One of SearchWP’s most powerful features is the ability to attribute result weight of one post to another.

For example: when you attach WordPress Media to a Post, that Post is the ‘parent’ of that Media file. You can tell SearchWP that when it finds search result weight for Media to not link to the Attachment page itself (which not many people use anyway) and instead transfer that search weight to the parent.

Screenshot of parent weight transfer

When you’ve configured SearchWP in this way, Media is considered as much as any other post, but Media entries will never be linked directly on search results pages because you’ve transferred all of the keyword weight to the parent.

Depending on your site content this can result in a more natural workflow because your visitor is directed to the post in which a PDF is linked instead of the PDF itself.

Automatically appending contextual PDF snippets to the excerpt

You can take this integration one step further by automatically appending a contextual snippet from each ‘child’ PDF to your post excerpt in search results pages, which will indicate to your visitors (before they have clicked through to the parent post) that there was a hit on a linked PDF within that post.

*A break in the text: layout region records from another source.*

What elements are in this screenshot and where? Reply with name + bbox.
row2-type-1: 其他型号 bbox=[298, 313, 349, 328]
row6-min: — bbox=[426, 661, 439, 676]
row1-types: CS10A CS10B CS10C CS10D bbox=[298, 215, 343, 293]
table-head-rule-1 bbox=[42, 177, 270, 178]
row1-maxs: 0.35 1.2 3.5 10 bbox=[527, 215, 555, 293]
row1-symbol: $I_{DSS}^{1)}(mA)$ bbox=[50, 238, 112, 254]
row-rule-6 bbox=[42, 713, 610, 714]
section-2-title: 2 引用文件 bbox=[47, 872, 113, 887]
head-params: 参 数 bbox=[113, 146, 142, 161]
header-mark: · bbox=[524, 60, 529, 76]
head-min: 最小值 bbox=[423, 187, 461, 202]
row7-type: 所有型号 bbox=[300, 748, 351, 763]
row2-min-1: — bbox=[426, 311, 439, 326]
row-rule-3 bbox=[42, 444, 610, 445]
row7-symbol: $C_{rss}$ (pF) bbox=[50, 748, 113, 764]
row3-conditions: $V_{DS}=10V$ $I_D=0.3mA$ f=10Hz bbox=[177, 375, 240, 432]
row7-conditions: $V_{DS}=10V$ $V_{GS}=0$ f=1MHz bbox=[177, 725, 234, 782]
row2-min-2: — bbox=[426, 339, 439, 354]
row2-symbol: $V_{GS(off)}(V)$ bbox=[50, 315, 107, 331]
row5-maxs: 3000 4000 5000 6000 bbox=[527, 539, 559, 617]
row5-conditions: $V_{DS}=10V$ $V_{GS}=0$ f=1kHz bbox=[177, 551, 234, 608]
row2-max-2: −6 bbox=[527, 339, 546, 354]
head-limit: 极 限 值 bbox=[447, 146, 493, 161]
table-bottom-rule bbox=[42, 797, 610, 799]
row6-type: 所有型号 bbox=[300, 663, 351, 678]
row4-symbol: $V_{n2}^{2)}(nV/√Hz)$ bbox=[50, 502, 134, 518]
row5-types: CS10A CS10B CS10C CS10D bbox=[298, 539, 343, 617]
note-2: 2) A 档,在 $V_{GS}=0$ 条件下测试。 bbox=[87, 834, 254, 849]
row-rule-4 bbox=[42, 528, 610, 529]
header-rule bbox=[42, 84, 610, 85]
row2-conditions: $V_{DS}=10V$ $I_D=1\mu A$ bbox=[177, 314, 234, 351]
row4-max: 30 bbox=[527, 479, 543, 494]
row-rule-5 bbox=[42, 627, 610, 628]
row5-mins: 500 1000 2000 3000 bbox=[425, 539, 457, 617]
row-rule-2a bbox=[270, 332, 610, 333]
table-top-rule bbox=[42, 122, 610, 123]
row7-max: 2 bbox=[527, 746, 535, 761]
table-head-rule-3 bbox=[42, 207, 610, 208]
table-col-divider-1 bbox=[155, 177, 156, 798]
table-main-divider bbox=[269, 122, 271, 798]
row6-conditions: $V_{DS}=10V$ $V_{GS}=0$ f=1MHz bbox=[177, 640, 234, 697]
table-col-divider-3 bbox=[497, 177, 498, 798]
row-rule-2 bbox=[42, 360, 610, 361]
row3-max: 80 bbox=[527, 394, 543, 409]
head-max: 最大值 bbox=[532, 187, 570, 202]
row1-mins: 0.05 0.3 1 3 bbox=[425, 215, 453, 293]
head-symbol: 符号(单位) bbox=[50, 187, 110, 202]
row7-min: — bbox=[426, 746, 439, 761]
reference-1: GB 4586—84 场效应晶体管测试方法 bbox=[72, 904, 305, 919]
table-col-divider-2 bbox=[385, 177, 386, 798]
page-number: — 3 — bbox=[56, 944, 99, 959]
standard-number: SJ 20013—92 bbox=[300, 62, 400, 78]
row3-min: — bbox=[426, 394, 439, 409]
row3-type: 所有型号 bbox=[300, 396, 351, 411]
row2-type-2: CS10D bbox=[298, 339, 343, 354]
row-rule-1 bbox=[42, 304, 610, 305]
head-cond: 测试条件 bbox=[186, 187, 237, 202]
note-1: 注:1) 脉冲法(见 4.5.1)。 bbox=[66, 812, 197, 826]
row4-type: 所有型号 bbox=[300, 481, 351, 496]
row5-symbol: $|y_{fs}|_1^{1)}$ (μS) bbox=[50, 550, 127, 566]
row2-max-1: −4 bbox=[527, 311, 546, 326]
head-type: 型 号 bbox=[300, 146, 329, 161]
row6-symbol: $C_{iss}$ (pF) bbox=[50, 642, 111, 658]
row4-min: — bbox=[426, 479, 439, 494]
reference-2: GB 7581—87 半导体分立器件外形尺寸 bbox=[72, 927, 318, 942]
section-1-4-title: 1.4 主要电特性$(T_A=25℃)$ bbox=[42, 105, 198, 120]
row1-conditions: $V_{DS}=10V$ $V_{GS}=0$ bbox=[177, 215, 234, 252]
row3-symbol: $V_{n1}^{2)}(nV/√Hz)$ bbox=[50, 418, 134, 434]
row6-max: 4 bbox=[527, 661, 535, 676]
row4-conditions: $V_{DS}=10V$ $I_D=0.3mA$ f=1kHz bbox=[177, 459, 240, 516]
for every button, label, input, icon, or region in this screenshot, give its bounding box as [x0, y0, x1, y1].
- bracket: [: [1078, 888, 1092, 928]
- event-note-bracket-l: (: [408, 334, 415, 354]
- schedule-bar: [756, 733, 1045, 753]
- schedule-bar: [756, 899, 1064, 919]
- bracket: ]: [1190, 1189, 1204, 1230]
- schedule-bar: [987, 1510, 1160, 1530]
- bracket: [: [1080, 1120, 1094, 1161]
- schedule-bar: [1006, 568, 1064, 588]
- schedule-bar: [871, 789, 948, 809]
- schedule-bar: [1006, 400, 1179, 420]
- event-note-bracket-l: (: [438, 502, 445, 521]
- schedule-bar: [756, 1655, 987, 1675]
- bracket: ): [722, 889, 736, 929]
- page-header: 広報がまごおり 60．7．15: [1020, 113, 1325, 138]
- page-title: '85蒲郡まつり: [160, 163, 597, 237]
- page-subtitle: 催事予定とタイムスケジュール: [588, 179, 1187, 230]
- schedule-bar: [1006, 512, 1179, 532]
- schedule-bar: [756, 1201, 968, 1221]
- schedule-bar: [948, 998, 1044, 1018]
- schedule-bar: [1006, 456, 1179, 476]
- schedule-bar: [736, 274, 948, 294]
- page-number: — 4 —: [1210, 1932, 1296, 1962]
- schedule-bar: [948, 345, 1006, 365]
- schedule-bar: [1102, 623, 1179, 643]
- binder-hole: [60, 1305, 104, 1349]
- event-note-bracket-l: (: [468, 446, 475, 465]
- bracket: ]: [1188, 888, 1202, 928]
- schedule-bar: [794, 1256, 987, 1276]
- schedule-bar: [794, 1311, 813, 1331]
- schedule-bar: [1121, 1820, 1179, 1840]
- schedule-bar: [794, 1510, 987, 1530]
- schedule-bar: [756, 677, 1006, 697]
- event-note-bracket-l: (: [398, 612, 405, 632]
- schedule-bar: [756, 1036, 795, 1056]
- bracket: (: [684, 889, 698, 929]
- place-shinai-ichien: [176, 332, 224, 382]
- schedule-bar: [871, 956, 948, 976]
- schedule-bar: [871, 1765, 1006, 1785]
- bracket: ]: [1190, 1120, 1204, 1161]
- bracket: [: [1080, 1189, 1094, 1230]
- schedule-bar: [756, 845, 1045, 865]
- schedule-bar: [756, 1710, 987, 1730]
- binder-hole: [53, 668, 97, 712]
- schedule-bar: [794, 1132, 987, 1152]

All hooks should be added to your custom SearchWP Customizations Plugin.

<?php
// Add child PDF snippets to SearchWP result excerpt.
// @link https://searchwp.com/documentation/knowledge-base/append-pdf-content-to-search-result-excerpt/
add_filter( 'get_the_excerpt', function( $excerpt ) {
global $post;
if ( ! $post instanceof WP_Post || ! is_search() || post_password_required() || $post->searchwp_excerpt_found ) {
return $excerpt;
}
$post->searchwp_excerpt_found = true;
$attached_pdfs = get_attached_media( 'application/pdf', $post->ID );
if ( empty( $attached_pdfs ) ) {
return $excerpt;
}
// The number of words to include in PDF excerpt.
$pdf_excerpt_length = 20;
foreach ( $attached_pdfs as $attached_pdf ) {
$source = \SearchWP\Utils::get_post_type_source_name( 'attachment' );
$pdf_entry = new \SearchWP\Entry( $source, $attached_pdf->ID, false, false );
$pdf_excerpt = \SearchWP\Sources\Post::get_global_excerpt(
$pdf_entry, get_search_query(), $pdf_excerpt_length
);
if ( \SearchWP\Settings::get( 'highlighting', 'boolean' ) ) {
$pdf_excerpt = \SearchWP\Highlighter::apply( $pdf_excerpt, get_search_query() );
}
if ( ! empty( $pdf_excerpt ) ) {
$pdf_label = get_the_title( $attached_pdf->ID );
$excerpt .= '<br /><br /><strong>' . wp_kses_post( $pdf_label )
. '</strong>: ' . wp_kses_post( $pdf_excerpt );
}
}
return $excerpt;
} );

When this filter is added, your standard excerpt will be shown on search results pages, but if a post has child PDFs that contain search terms those specific PDFs will be called out by title with a supporting contextual excerpt from that PDF including at least one of the search terms as well. These callouts are appended to the original excerpt, so you don’t lose that valuable information in this process.